We used homogeneous and isotropic materials for all the finite element models, out of concern of the numerical difficulty. The finite element model used in this study involves the coupling of the motions of the valve and the aortic root, the large displacement and flexion of the valve leaflets, as well as the nonlinear dynamic contact between the three leaflets and between the leaflets and the aortic root, which greatly complicated the analysis, causing difficulty for convergence. Incorporating material anisotropy and nonlinearity would further add to the convergence difficulty. It has been found that a linear assumption of the leaflet material exerts certain effects on leaflet stress and deformation.22,27 However, our main goal was to study the effect of the different leaflet geometries, which is still possible with the linear assumption as any potential bias for each model resulting from this assumption would always point in the same direction. Thus, the use of material nonlinearity would not essentially change the conclusions reached in this study. Anisotropy has been demonstrated in fresh collagenous soft tissues, but it is not definitive for chemically treated pericardial tissue.
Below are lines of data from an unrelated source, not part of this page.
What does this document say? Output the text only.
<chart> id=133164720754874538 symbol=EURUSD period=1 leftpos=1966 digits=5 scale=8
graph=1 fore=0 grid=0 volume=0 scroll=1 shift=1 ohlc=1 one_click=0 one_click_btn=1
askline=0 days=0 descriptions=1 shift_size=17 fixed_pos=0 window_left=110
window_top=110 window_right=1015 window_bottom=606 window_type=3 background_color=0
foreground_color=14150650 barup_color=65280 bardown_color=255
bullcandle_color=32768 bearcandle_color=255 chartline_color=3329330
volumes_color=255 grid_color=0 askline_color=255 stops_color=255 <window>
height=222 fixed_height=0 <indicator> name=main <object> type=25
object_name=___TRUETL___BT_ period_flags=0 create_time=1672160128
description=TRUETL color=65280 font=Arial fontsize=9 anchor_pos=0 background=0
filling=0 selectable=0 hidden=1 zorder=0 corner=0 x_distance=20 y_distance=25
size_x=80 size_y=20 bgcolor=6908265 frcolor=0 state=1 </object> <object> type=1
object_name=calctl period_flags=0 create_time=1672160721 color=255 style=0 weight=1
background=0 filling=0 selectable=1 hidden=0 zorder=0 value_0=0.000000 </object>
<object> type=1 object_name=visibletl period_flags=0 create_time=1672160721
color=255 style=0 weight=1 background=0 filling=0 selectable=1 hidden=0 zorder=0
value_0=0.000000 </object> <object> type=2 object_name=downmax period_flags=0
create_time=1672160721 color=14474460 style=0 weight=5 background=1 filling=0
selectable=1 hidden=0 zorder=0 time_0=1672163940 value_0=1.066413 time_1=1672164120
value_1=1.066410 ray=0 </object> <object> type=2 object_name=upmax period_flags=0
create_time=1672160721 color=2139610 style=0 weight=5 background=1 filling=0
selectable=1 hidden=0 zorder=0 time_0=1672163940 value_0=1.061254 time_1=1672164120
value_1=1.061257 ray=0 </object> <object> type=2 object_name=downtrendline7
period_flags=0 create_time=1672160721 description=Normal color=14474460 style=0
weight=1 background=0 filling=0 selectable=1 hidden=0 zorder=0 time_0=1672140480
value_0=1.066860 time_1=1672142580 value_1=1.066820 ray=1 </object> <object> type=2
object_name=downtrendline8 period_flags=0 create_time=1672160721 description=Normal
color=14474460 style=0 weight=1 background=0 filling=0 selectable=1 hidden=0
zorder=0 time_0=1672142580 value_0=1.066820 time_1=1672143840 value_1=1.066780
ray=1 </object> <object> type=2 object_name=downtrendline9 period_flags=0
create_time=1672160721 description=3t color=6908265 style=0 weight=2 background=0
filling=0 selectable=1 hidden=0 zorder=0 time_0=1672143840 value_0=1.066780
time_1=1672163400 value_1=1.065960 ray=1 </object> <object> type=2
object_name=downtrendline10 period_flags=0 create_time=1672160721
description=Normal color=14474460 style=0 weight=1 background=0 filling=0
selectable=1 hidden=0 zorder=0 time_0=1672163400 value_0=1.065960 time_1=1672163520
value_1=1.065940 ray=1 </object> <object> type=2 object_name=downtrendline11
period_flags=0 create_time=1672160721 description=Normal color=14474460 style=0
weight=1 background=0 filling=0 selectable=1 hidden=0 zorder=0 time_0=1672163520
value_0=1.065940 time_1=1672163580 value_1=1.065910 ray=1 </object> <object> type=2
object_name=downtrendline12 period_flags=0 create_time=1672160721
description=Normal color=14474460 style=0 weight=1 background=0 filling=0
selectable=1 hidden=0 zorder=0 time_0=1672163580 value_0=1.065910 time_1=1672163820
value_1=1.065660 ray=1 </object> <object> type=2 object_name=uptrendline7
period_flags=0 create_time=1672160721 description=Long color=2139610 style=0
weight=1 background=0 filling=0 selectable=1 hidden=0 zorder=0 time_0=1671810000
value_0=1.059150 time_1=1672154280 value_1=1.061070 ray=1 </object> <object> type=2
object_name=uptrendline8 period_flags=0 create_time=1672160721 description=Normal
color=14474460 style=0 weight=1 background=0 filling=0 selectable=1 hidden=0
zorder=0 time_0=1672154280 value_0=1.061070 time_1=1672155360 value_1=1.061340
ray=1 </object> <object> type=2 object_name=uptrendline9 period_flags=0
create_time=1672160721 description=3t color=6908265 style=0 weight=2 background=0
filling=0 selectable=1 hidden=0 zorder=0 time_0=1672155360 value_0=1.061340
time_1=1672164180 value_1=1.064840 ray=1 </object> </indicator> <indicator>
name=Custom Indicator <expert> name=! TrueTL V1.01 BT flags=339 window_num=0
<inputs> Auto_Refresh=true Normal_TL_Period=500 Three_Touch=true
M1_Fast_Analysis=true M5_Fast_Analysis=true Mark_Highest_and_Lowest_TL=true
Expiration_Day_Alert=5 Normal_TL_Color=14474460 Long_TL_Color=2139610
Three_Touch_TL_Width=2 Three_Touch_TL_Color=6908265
The inconsistent results may be due to the fixation method being variable among different studies. Nevertheless, we recognize the importance of both retaining and modeling anisotropy and nonlinearity for biologically derived tissue aortic valves. For example, a great number of studies suggest that retaining anisotropy for tissue aortic valves during the bioprosthesis manufacturing process to mimic the native one may optimize the valve dynamic response and reduce the leaflet stress during function, which may provide a greater resistance to fatigue.2,3,20,22,24 The simplified constitutive model in the present study may act as a base to be gradually refined toward a more descriptive and accurate one in our future studies.

Conclusions

The molded 3D leaflet geometry resembling the native valve exerts a positive influence on the mechanical performance of the SPAC pericardial aortic valves compared with the simple tubular leaflet geometry, as it contributes to better dynamic leaflet behavior, increased EVOA, increased leaflet coaptation height and area, and reduced compressive stress. We believe that leaflet geometry is relevant to the efficacy and durability of the SPAC pericardial aortic valves and can be optimized through numerical studies. Additionally, the SPAC implantation approach does not seem to compromise the valve mechanical performance for all the parameters examined here, as compared with the conventional approach.